BlackBerry Moves the Goalposts and Still Misses on Software

Note: for previous posts on BlackBerry, click here. I’ve specifically addressed some of the same topics in this earlier post

A little over a year ago, BlackBerry CEO John Chen said his goal was to double software revenue at the company from $250 million to $500 million in the company’s 2016 fiscal year, which ended in February. Today, the company reported results for that period, and even though the company moved the goalposts on that goal, it still missed its target. That’s important, because this software line is basically the future of the company, as hardware sales continue to tank, along with service access fees, the other historical mainstay of the company’s business.

Just to recap, the company first set its target for doubling software revenue back in late 2014, and at that point the goal was very much to double classic enterprise software revenue. In a meeting I attended with BlackBerry’s senior management in November 2014, we were told that each of BlackBerry’s roughly 250 sales reps was carrying a quota of $2 million for the year, which of course would add to $500 million if they all hit their quotas. So it was very clear that this target was for the enterprise software business BlackBerry then had.

However, a few months later, BlackBerry announced its first patent license sales, outside the scope of those enterprise software quotas, but nonetheless reported in a new Software and Technology Licensing segment by BlackBerry in its financial results from that point onward (the name has since changed to Software & Services). Ever since then, BlackBerry has referred to this combined number and not the pure enterprise software number in measuring progress on hitting that $500 million goal in FY2016. Hence my comments about shifting the goal posts. In addition, the company has made several acquisitions, including a major one in the form of Good Technology, which have also contributed to the revenues reported in that segment.

Even with all that, the company just reported GAAP Software and Services revenue for the quarter of $494 million, $6 million shy of the $500 million target. In its press release, the only financial document available to analysts before today’s call, it listed only non-GAAP revenue for this segment, which brought the annual total to a little over $500 million and allowed the company to congratulate itself on meeting the goal. (The difference between the two is a fairly small amount of deferred revenue.)

However, if we break down the revenues actually generated over the last five quarters in this segment into the part that represents the business that was originally supposed to hit that $500 million, and separate out the contribution from Good Technology and from patent and other licensing deals, we get a very different picture:BlackBerry Software and Licensing breakdownAs you can see, the portion of revenue that comes from recurring sources has remained roughly flat over that entire period, far from doubling. The company touted 106% growth in Software and Services revenue in Q4 and 113% for the entire fiscal year, but as the chart shows that growth was entirely made up by a combination of non-recurring revenue and revenue from the Good business, while the underlying business grew very little.
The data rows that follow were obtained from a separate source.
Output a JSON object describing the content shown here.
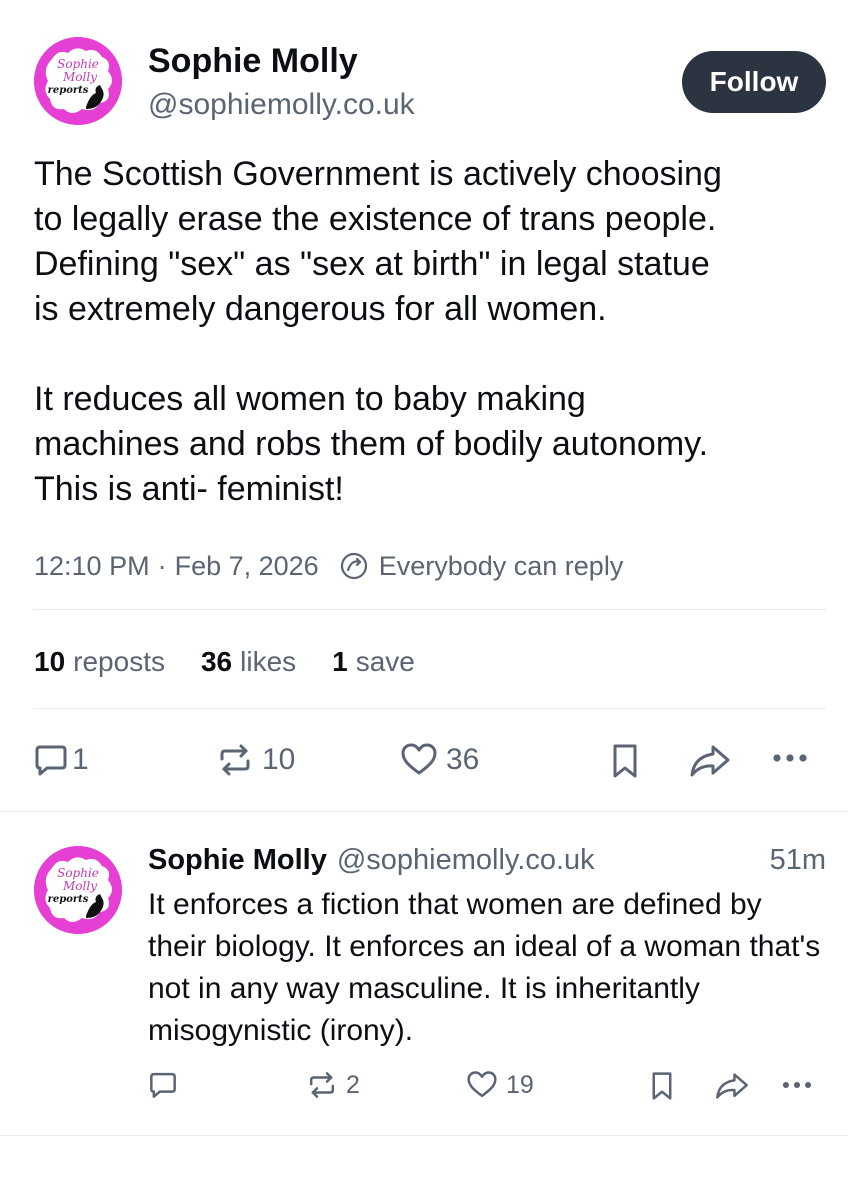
{
  "post": {
    "author_name": "Sophie Molly",
    "author_handle": "@sophiemolly.co.uk",
    "avatar_text": [
      "Sophie",
      "Molly",
      "reports"
    ],
    "follow_label": "Follow",
    "paragraphs": [
      "The Scottish Government is actively choosing\nto legally erase the existence of trans people.\nDefining \"sex\" as \"sex at birth\" in legal statue\nis extremely dangerous for all women.",
      "It reduces all women to baby making\nmachines and robs them of bodily autonomy.\nThis is anti- feminist!"
    ],
    "time": "12:10 PM",
    "date": "Feb 7, 2026",
    "reply_setting": "Everybody can reply",
    "stats": {
      "reposts_count": "10",
      "reposts_label": "reposts",
      "likes_count": "36",
      "likes_label": "likes",
      "saves_count": "1",
      "saves_label": "save"
    },
    "actions": {
      "reply_count": "1",
      "repost_count": "10",
      "like_count": "36"
    }
  },
  "reply": {
    "author_name": "Sophie Molly",
    "author_handle": "@sophiemolly.co.uk",
    "time_ago": "51m",
    "text": "It enforces a fiction that women are defined by their biology. It enforces an ideal of a woman that's not in any way masculine. It is inheritantly misogynistic (irony).",
    "actions": {
      "repost_count": "2",
      "like_count": "19"
    }
  },
  "colors": {
    "avatar_bg": "#e63fd3",
    "follow_bg": "#2b3440",
    "muted_text": "#5b6472",
    "icon_color": "#5b6472"
  },
  "icons": [
    "reply-icon",
    "repost-icon",
    "like-icon",
    "bookmark-icon",
    "share-icon",
    "more-icon",
    "reply-setting-icon"
  ]
}
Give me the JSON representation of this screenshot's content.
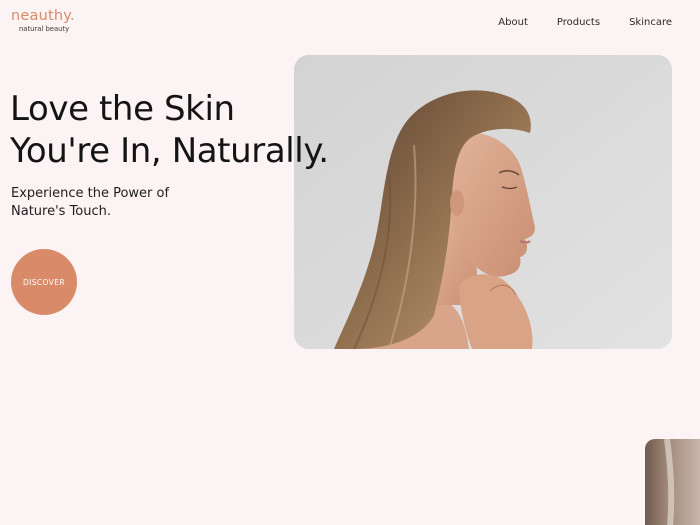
{
  "brand": {
    "name": "neauthy.",
    "tagline": "natural beauty"
  },
  "nav": {
    "items": [
      {
        "label": "About"
      },
      {
        "label": "Products"
      },
      {
        "label": "Skincare"
      }
    ]
  },
  "hero": {
    "headline_line1": "Love the Skin",
    "headline_line2": "You're In, Naturally.",
    "subhead_line1": "Experience the Power of",
    "subhead_line2": "Nature's Touch.",
    "cta_label": "DISCOVER"
  },
  "colors": {
    "background": "#fbf3f4",
    "accent": "#d98a68",
    "text": "#1c1c1c"
  }
}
The good news here, if there is some, is that for three of the last four quarters, BlackBerry has been able to generate very meaningful non-recurring revenue from licensing and other sales on top of enterprise software sales, which suggests that even if this business isn’t as predictable as recurring revenue, it’s still coming in fairly regularly. But only 70% of the segment’s revenues were recurring in the quarter, which makes future software revenues much less predictable. BlackBerry’s goal in FY2017 is much  more modest than the doubling in revenue it aimed for in FY2016: it only wants to offset the decline in Service Access Fees, likely to be around $120-150 million in the year, but says nothing about offsetting the decline in Hardware, which declined by $90 million in FY2016 and is likely to continue to do so in FY2017.